# Heat Press on poly/cotton, flame-retardant fabric



## iguess (Mar 21, 2011)

Lady at the local print shop say I can't print onto poly/cotton, flame-retardant fabric. I only want to press vinyl film onto the material from cad direct.. I mean i live in a country place, cant wait wait to move... I know its a way..


----------



## Nick Horvath (Feb 26, 2010)

If it is not a coated fabric, and it is flame resistant due the way it is woven, you may be able to heat apply onto it.

We have not tested this yet, so I cannot say for sure, but I think you may be able to.


----------



## iguess (Mar 21, 2011)

It's this type of material. practicalstoragesolutionseatsack


----------



## jean518 (Sep 23, 2009)

"Order 150+ SEAT SACK™ and receive your school or company logo screened for free, just check the box for FREE screen. Send your print ready artwork of your logo to art@seatsack.comor fax it to 239-596-2377, please include your name, school or company name, address, phone number and internet order number when sending in your artwork."

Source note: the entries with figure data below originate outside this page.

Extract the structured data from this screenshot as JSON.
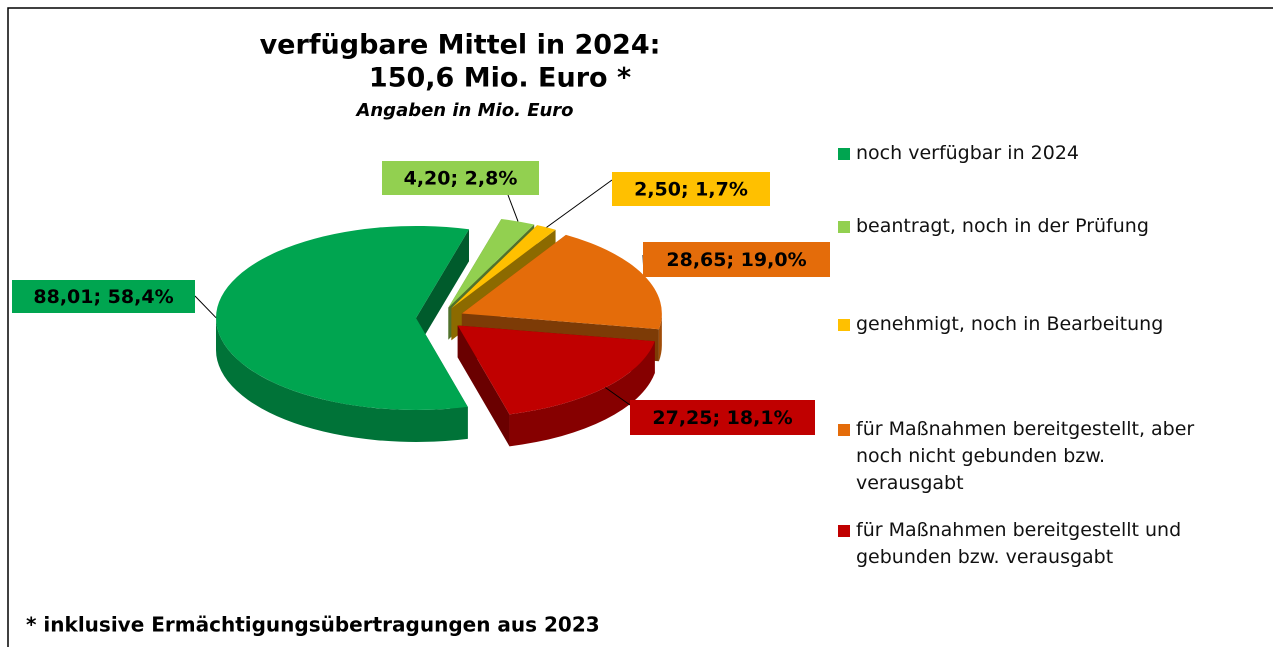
{
  "chart_data": {
    "type": "pie",
    "title": [
      "verfügbare Mittel in 2024:",
      "150,6 Mio. Euro *"
    ],
    "subtitle": "Angaben in Mio. Euro",
    "footnote": "* inklusive Ermächtigungsübertragungen aus 2023",
    "categories": [
      "noch verfügbar in 2024",
      "beantragt, noch in der Prüfung",
      "genehmigt, noch in Bearbeitung",
      "für Maßnahmen bereitgestellt, aber noch nicht gebunden bzw. verausgabt",
      "für Maßnahmen bereitgestellt und gebunden bzw. verausgabt"
    ],
    "values": [
      88.01,
      4.2,
      2.5,
      28.65,
      27.25
    ],
    "value_labels": [
      "88,01; 58,4%",
      "4,20; 2,8%",
      "2,50; 1,7%",
      "28,65; 19,0%",
      "27,25; 18,1%"
    ],
    "colors": [
      "#00a550",
      "#92d050",
      "#ffc000",
      "#e46c0a",
      "#c00000"
    ],
    "legend": "right"
  }
}
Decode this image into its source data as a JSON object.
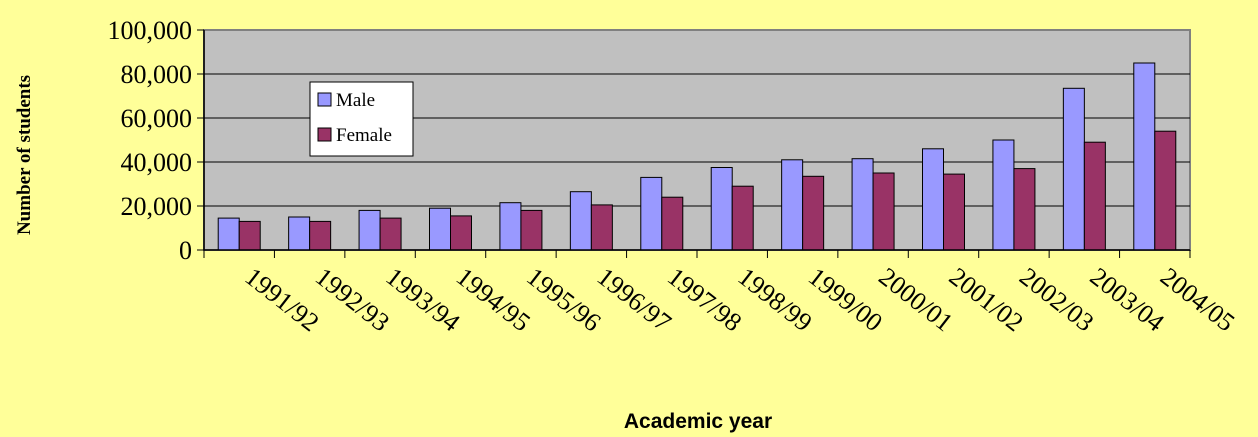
{
  "chart_data": {
    "type": "bar",
    "title": "",
    "xlabel": "Academic year",
    "ylabel": "Number of students",
    "ylim": [
      0,
      100000
    ],
    "yticks": [
      "0",
      "20,000",
      "40,000",
      "60,000",
      "80,000",
      "100,000"
    ],
    "ytick_values": [
      0,
      20000,
      40000,
      60000,
      80000,
      100000
    ],
    "grid": true,
    "legend_position": "upper-left",
    "categories": [
      "1991/92",
      "1992/93",
      "1993/94",
      "1994/95",
      "1995/96",
      "1996/97",
      "1997/98",
      "1998/99",
      "1999/00",
      "2000/01",
      "2001/02",
      "2002/03",
      "2003/04",
      "2004/05"
    ],
    "series": [
      {
        "name": "Male",
        "color": "#9999FF",
        "values": [
          14500,
          15000,
          18000,
          19000,
          21500,
          26500,
          33000,
          37500,
          41000,
          41500,
          46000,
          50000,
          73500,
          85000
        ]
      },
      {
        "name": "Female",
        "color": "#993366",
        "values": [
          13000,
          13000,
          14500,
          15500,
          18000,
          20500,
          24000,
          29000,
          33500,
          35000,
          34500,
          37000,
          49000,
          54000
        ]
      }
    ],
    "plot_background": "#C0C0C0",
    "page_background": "#FFFF99"
  }
}
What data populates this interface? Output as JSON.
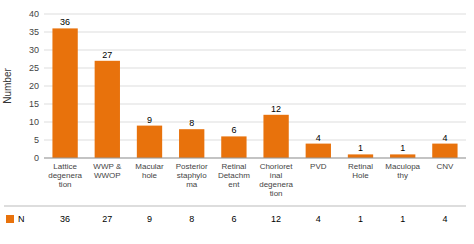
{
  "chart_data": {
    "type": "bar",
    "categories": [
      "Lattice\ndegenera\ntion",
      "WWP &\nWWOP",
      "Macular\nhole",
      "Posterior\nstaphylo\nma",
      "Retinal\nDetachm\nent",
      "Chorioret\ninal\ndegenera\ntion",
      "PVD",
      "Retinal\nHole",
      "Maculopa\nthy",
      "CNV"
    ],
    "series": [
      {
        "name": "N",
        "color": "#E8720C",
        "values": [
          36,
          27,
          9,
          8,
          6,
          12,
          4,
          1,
          1,
          4
        ]
      }
    ],
    "ylabel": "Number",
    "ylim": [
      0,
      40
    ],
    "yticks": [
      0,
      5,
      10,
      15,
      20,
      25,
      30,
      35,
      40
    ],
    "grid": true,
    "data_labels": true,
    "legend": "bottom"
  }
}
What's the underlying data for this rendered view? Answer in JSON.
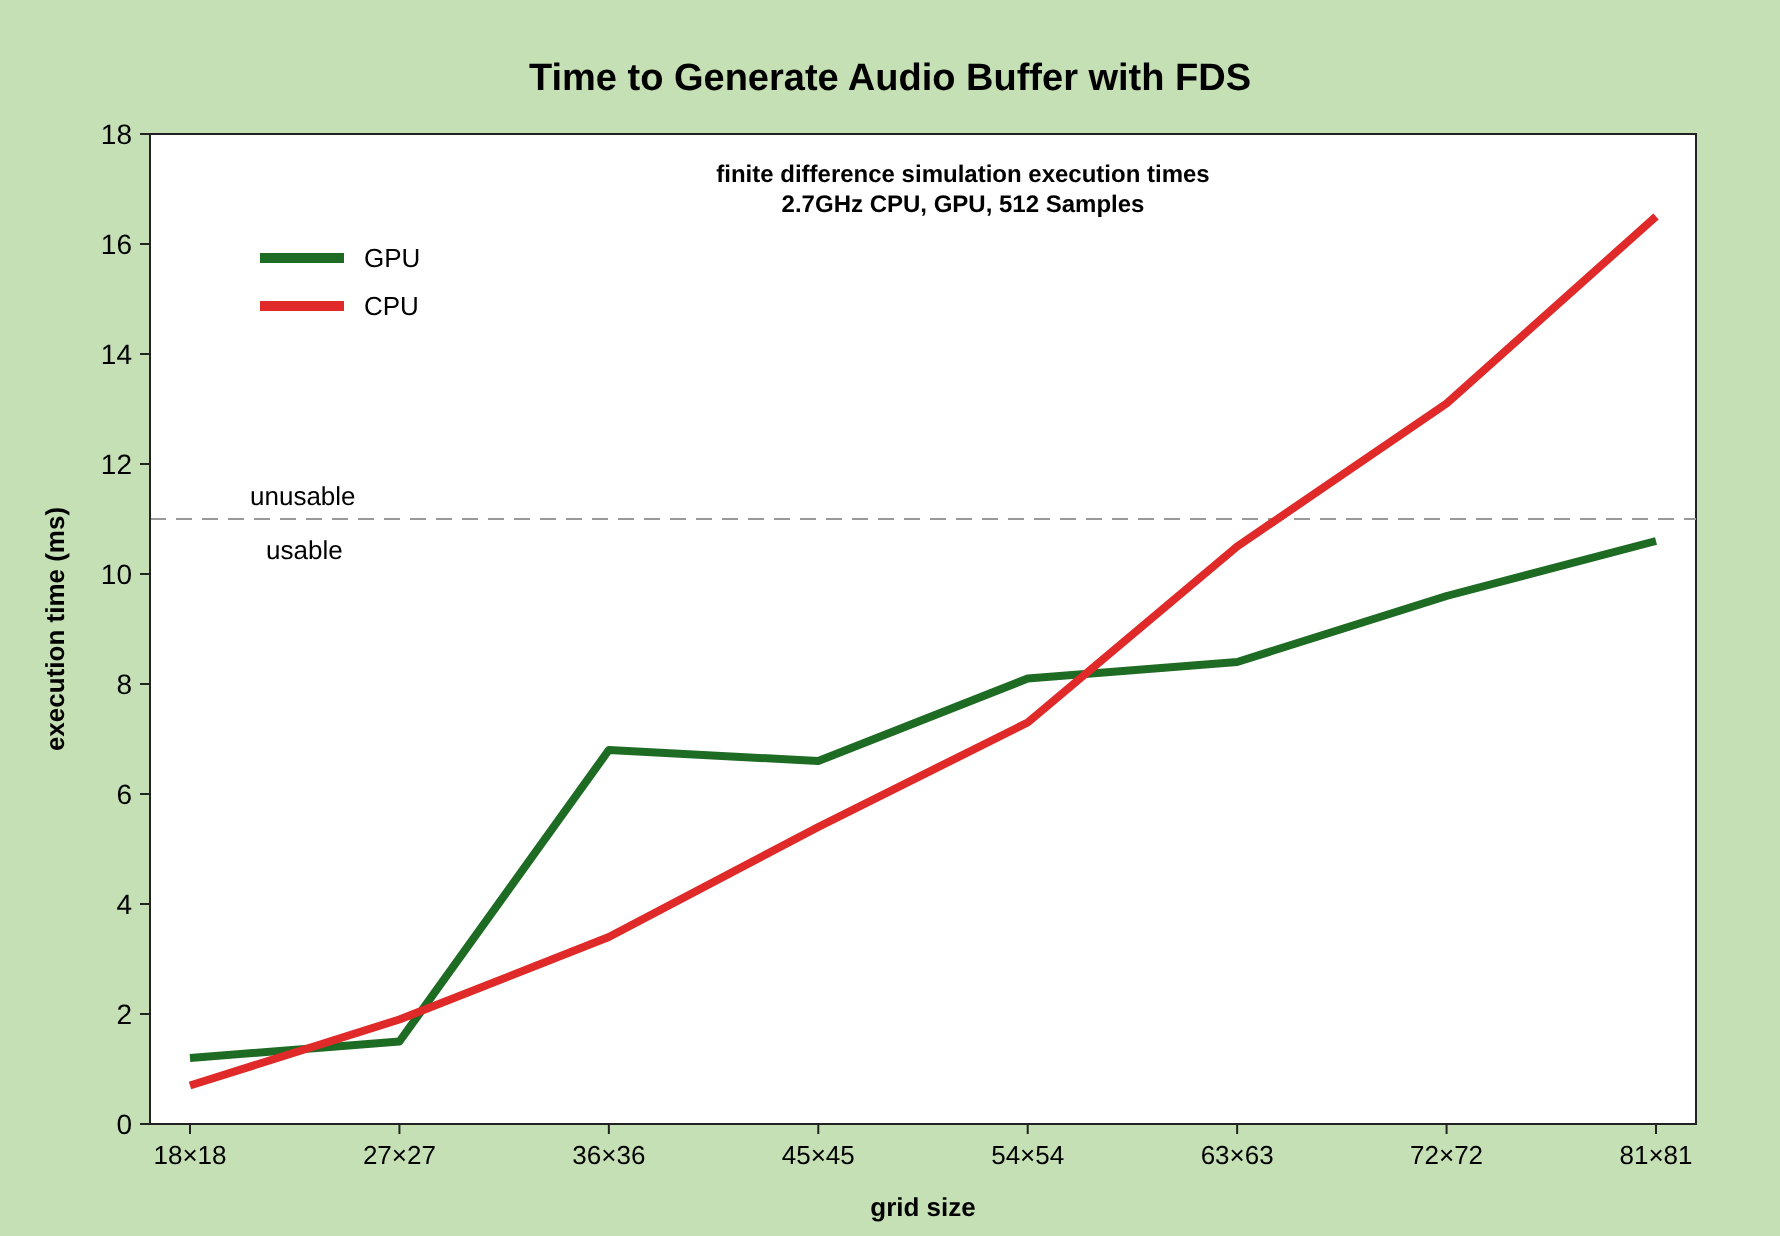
{
  "chart_data": {
    "type": "line",
    "title": "Time to Generate Audio Buffer with FDS",
    "subtitle": "finite difference simulation execution times\n2.7GHz CPU, GPU, 512 Samples",
    "xlabel": "grid size",
    "ylabel": "execution time (ms)",
    "categories": [
      "18×18",
      "27×27",
      "36×36",
      "45×45",
      "54×54",
      "63×63",
      "72×72",
      "81×81"
    ],
    "series": [
      {
        "name": "GPU",
        "color": "#1e6b24",
        "values": [
          1.2,
          1.5,
          6.8,
          6.6,
          8.1,
          8.4,
          9.6,
          10.6
        ]
      },
      {
        "name": "CPU",
        "color": "#e02a2a",
        "values": [
          0.7,
          1.9,
          3.4,
          5.4,
          7.3,
          10.5,
          13.1,
          16.5
        ]
      }
    ],
    "ylim": [
      0,
      18
    ],
    "yticks": [
      0,
      2,
      4,
      6,
      8,
      10,
      12,
      14,
      16,
      18
    ],
    "ref_lines": [
      {
        "axis": "y",
        "value": 11,
        "label": "unusable",
        "color": "#999999",
        "line_style": "dashed"
      }
    ],
    "annotations": [
      "usable"
    ],
    "legend": "top left",
    "grid": false,
    "marker": "none",
    "line_style": "solid"
  }
}
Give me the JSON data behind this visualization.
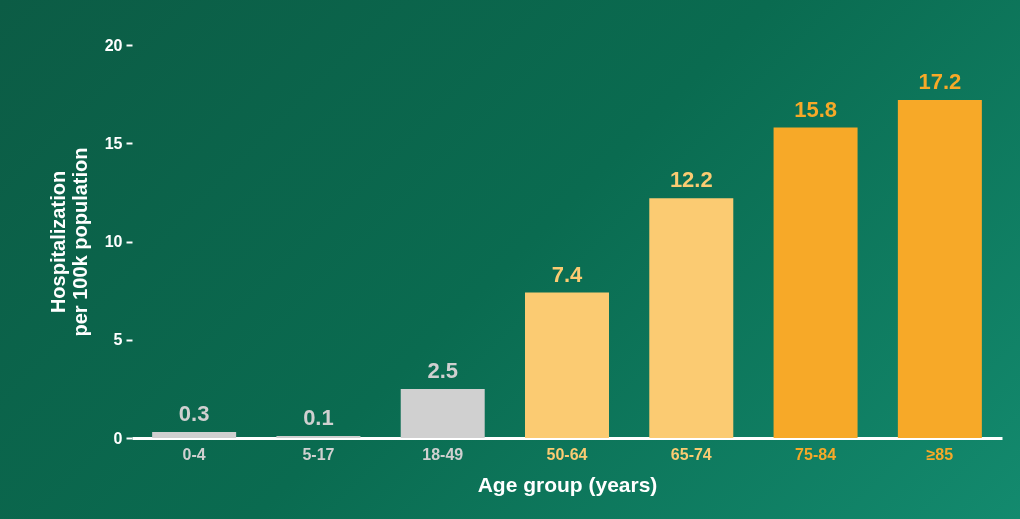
{
  "chart_data": {
    "type": "bar",
    "xlabel": "Age group (years)",
    "ylabel": "Hospitalization per 100k population",
    "categories": [
      "0-4",
      "5-17",
      "18-49",
      "50-64",
      "65-74",
      "75-84",
      "≥85"
    ],
    "values": [
      0.3,
      0.1,
      2.5,
      7.4,
      12.2,
      15.8,
      17.2
    ],
    "colors": [
      "#d0d0d0",
      "#d0d0d0",
      "#d0d0d0",
      "#fbcb72",
      "#fbcb72",
      "#f7a928",
      "#f7a928"
    ],
    "ylim": [
      0,
      20
    ],
    "yticks": [
      0,
      5,
      10,
      15,
      20
    ],
    "data_labels": true,
    "grid": false
  }
}
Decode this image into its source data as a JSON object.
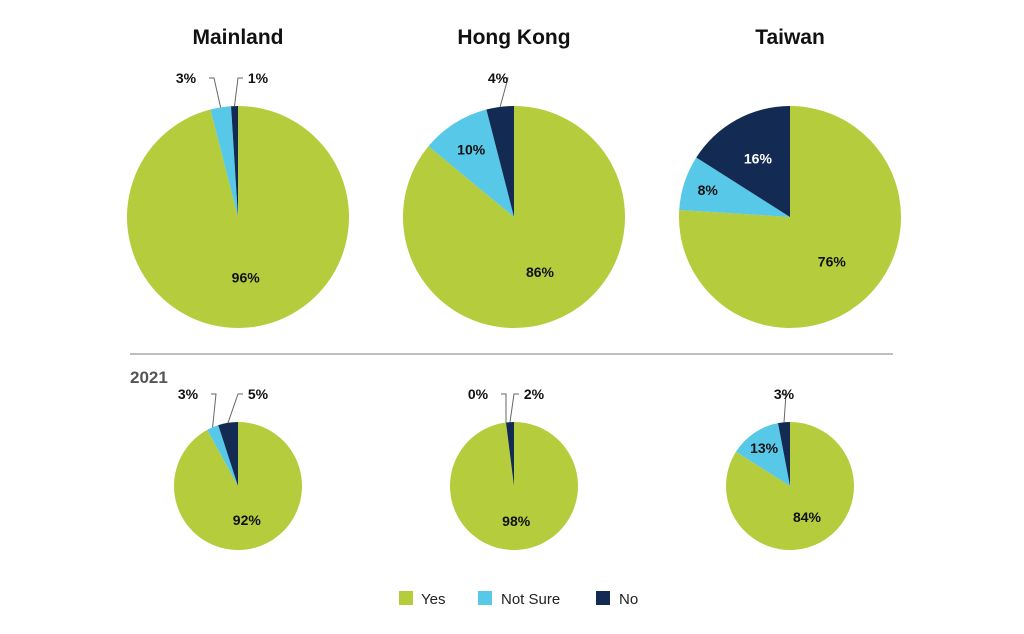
{
  "chart_data": {
    "type": "pie",
    "legend": {
      "placement": "bottom-center",
      "entries": [
        {
          "label": "Yes",
          "color": "#b5cc3c"
        },
        {
          "label": "Not Sure",
          "color": "#58c8e8"
        },
        {
          "label": "No",
          "color": "#132b52"
        }
      ]
    },
    "section_label": "2021",
    "rows": [
      {
        "row": "top",
        "pies": [
          {
            "title": "Mainland",
            "slices": [
              {
                "category": "Yes",
                "value": 96,
                "label": "96%"
              },
              {
                "category": "Not Sure",
                "value": 3,
                "label": "3%"
              },
              {
                "category": "No",
                "value": 1,
                "label": "1%"
              }
            ]
          },
          {
            "title": "Hong Kong",
            "slices": [
              {
                "category": "Yes",
                "value": 86,
                "label": "86%"
              },
              {
                "category": "Not Sure",
                "value": 10,
                "label": "10%"
              },
              {
                "category": "No",
                "value": 4,
                "label": "4%"
              }
            ]
          },
          {
            "title": "Taiwan",
            "slices": [
              {
                "category": "Yes",
                "value": 76,
                "label": "76%"
              },
              {
                "category": "Not Sure",
                "value": 8,
                "label": "8%"
              },
              {
                "category": "No",
                "value": 16,
                "label": "16%"
              }
            ]
          }
        ]
      },
      {
        "row": "2021",
        "pies": [
          {
            "title": "",
            "slices": [
              {
                "category": "Yes",
                "value": 92,
                "label": "92%"
              },
              {
                "category": "Not Sure",
                "value": 3,
                "label": "3%"
              },
              {
                "category": "No",
                "value": 5,
                "label": "5%"
              }
            ]
          },
          {
            "title": "",
            "slices": [
              {
                "category": "Yes",
                "value": 98,
                "label": "98%"
              },
              {
                "category": "Not Sure",
                "value": 0,
                "label": "0%"
              },
              {
                "category": "No",
                "value": 2,
                "label": "2%"
              }
            ]
          },
          {
            "title": "",
            "slices": [
              {
                "category": "Yes",
                "value": 84,
                "label": "84%"
              },
              {
                "category": "Not Sure",
                "value": 13,
                "label": "13%"
              },
              {
                "category": "No",
                "value": 3,
                "label": "3%"
              }
            ]
          }
        ]
      }
    ]
  }
}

If they offer to screen print why can't the print shop print it? I would think Gorilla Grip II which is designed for difficult fabrics would work. My take is if it can be screen printed or embroidered on, it surely can be embellished otherwise.


----------



## iguess (Mar 21, 2011)

Good point..

It was fashion film electric or film.. I'll get it done in the city..


----------